Se o ex-presidente fizesse essa movimentação sozinho, vá lá, mas ele obriga que sua base aliada trabalhe inteira com esse tema no topo das prioridades. Quem ousa desviar-se para outros assuntos, como Nikolas Ferreira na história do Pix, ou busca outras alternativas, por exemplo, é repreendido nas entrelinhas e lembrado de que pode perder o apoio e ver a máquina bolsonarista mudar de rumos. Quem ousa enfatizar a importância de Tarcísio de Freitas como opção para 2026 é acusado de “trabalhar pelo sistema”. A ordem é manter o candidato inelegível como prioridade. E se ele for substituído de última hora, o que é inevitável, que seja por um membro da família Bolsonaro.
A manifestação até poderia ser um pedido por impeachment de Lula, como queriam alguns apoiadores. E com o foco principal nas dificuldades econômicas sustentadas pelo país, por mais que não seja este o remédio para um governo ruim. Pregar a saída de quem está no poder (por meios democráticos) faz parte do jogo político. Mas Bolsonaro desautorizou e deu a ordem de que a pauta principal é a anistia e que só se pode falar na saída do presidente atual se for “Fora Lula em 2026″. É uma estratégia de deixar fazer o governo sangrar até lá.
Quando começou a discussão sobre a saída de Lula da prisão e a retomada de seus direitos políticos, Bolsonaro teve atuação discreta. Seus aliados diziam na época que era melhor enfrentar um Lula fragilizado após mais de 580 dias preso por corrupção do que um nome como o dos então governadores João Doria, Wilson Witzel ou do hoje senador Sérgio Moro, que bebiam da mesma fonte da antipolítica. Como se viu em 2022, não deu certo para Bolsonaro. Como não deu para os tucanos que também avaliavam, após o mensalão, que era melhor deixar Lula sangrar até as eleições de 2006 para derrotá-lo nas urnas.

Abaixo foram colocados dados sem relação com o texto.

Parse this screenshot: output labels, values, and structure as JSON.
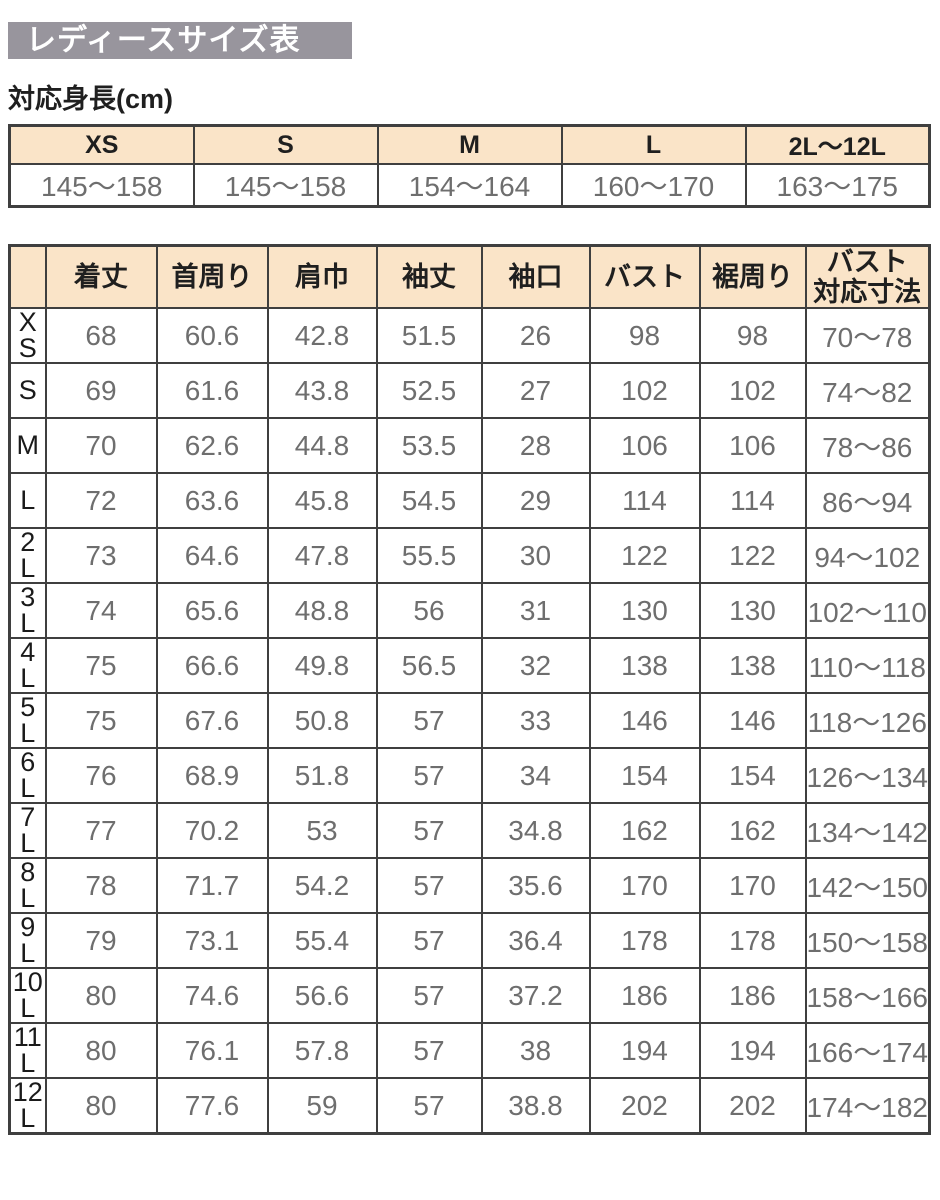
{
  "header": {
    "title": "レディースサイズ表",
    "height_label": "対応身長(cm)"
  },
  "height_table": {
    "columns": [
      "XS",
      "S",
      "M",
      "L",
      "2L〜12L"
    ],
    "values": [
      "145〜158",
      "145〜158",
      "154〜164",
      "160〜170",
      "163〜175"
    ]
  },
  "size_table": {
    "columns": [
      "着丈",
      "首周り",
      "肩巾",
      "袖丈",
      "袖口",
      "バスト",
      "裾周り",
      "バスト\n対応寸法"
    ],
    "rows": [
      {
        "label": "X\nS",
        "values": [
          "68",
          "60.6",
          "42.8",
          "51.5",
          "26",
          "98",
          "98",
          "70〜78"
        ]
      },
      {
        "label": "S",
        "values": [
          "69",
          "61.6",
          "43.8",
          "52.5",
          "27",
          "102",
          "102",
          "74〜82"
        ]
      },
      {
        "label": "M",
        "values": [
          "70",
          "62.6",
          "44.8",
          "53.5",
          "28",
          "106",
          "106",
          "78〜86"
        ]
      },
      {
        "label": "L",
        "values": [
          "72",
          "63.6",
          "45.8",
          "54.5",
          "29",
          "114",
          "114",
          "86〜94"
        ]
      },
      {
        "label": "2\nL",
        "values": [
          "73",
          "64.6",
          "47.8",
          "55.5",
          "30",
          "122",
          "122",
          "94〜102"
        ]
      },
      {
        "label": "3\nL",
        "values": [
          "74",
          "65.6",
          "48.8",
          "56",
          "31",
          "130",
          "130",
          "102〜110"
        ]
      },
      {
        "label": "4\nL",
        "values": [
          "75",
          "66.6",
          "49.8",
          "56.5",
          "32",
          "138",
          "138",
          "110〜118"
        ]
      },
      {
        "label": "5\nL",
        "values": [
          "75",
          "67.6",
          "50.8",
          "57",
          "33",
          "146",
          "146",
          "118〜126"
        ]
      },
      {
        "label": "6\nL",
        "values": [
          "76",
          "68.9",
          "51.8",
          "57",
          "34",
          "154",
          "154",
          "126〜134"
        ]
      },
      {
        "label": "7\nL",
        "values": [
          "77",
          "70.2",
          "53",
          "57",
          "34.8",
          "162",
          "162",
          "134〜142"
        ]
      },
      {
        "label": "8\nL",
        "values": [
          "78",
          "71.7",
          "54.2",
          "57",
          "35.6",
          "170",
          "170",
          "142〜150"
        ]
      },
      {
        "label": "9\nL",
        "values": [
          "79",
          "73.1",
          "55.4",
          "57",
          "36.4",
          "178",
          "178",
          "150〜158"
        ]
      },
      {
        "label": "10\nL",
        "values": [
          "80",
          "74.6",
          "56.6",
          "57",
          "37.2",
          "186",
          "186",
          "158〜166"
        ]
      },
      {
        "label": "11\nL",
        "values": [
          "80",
          "76.1",
          "57.8",
          "57",
          "38",
          "194",
          "194",
          "166〜174"
        ]
      },
      {
        "label": "12\nL",
        "values": [
          "80",
          "77.6",
          "59",
          "57",
          "38.8",
          "202",
          "202",
          "174〜182"
        ]
      }
    ]
  },
  "colors": {
    "title_bg": "#98959d",
    "header_bg": "#fae4c8",
    "border": "#3f3f3f",
    "value_text": "#6e6e6e",
    "header_text": "#1f1f1f"
  }
}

Nos dois casos, Lula se recuperou. A situação agora parece mais complexa pois o desgaste do petista se dá em um campo que sempre dominou, o debate da pauta econômica. Mas Bolsonaro tem outras prioridades, que inclusive obrigam seus aliados a abraçarem Donald Trump, a despeito dos evidentes prejuízos políticos da vinculação a um político que tem causado desordem econômica mundial e taxado países. Trump vem gerando dificuldades sobretudo para os conservadores que com ele se alinham pelo mundo. Em muitos países esses grupos correram para se desvencilhar do presidente norte-americano, passando a criticá-lo. Bolsonaro, porém, exige fidelidade àquele que ele acha que tem algum interesse em salvá-lo. Mas quem vai salvar a direita dele?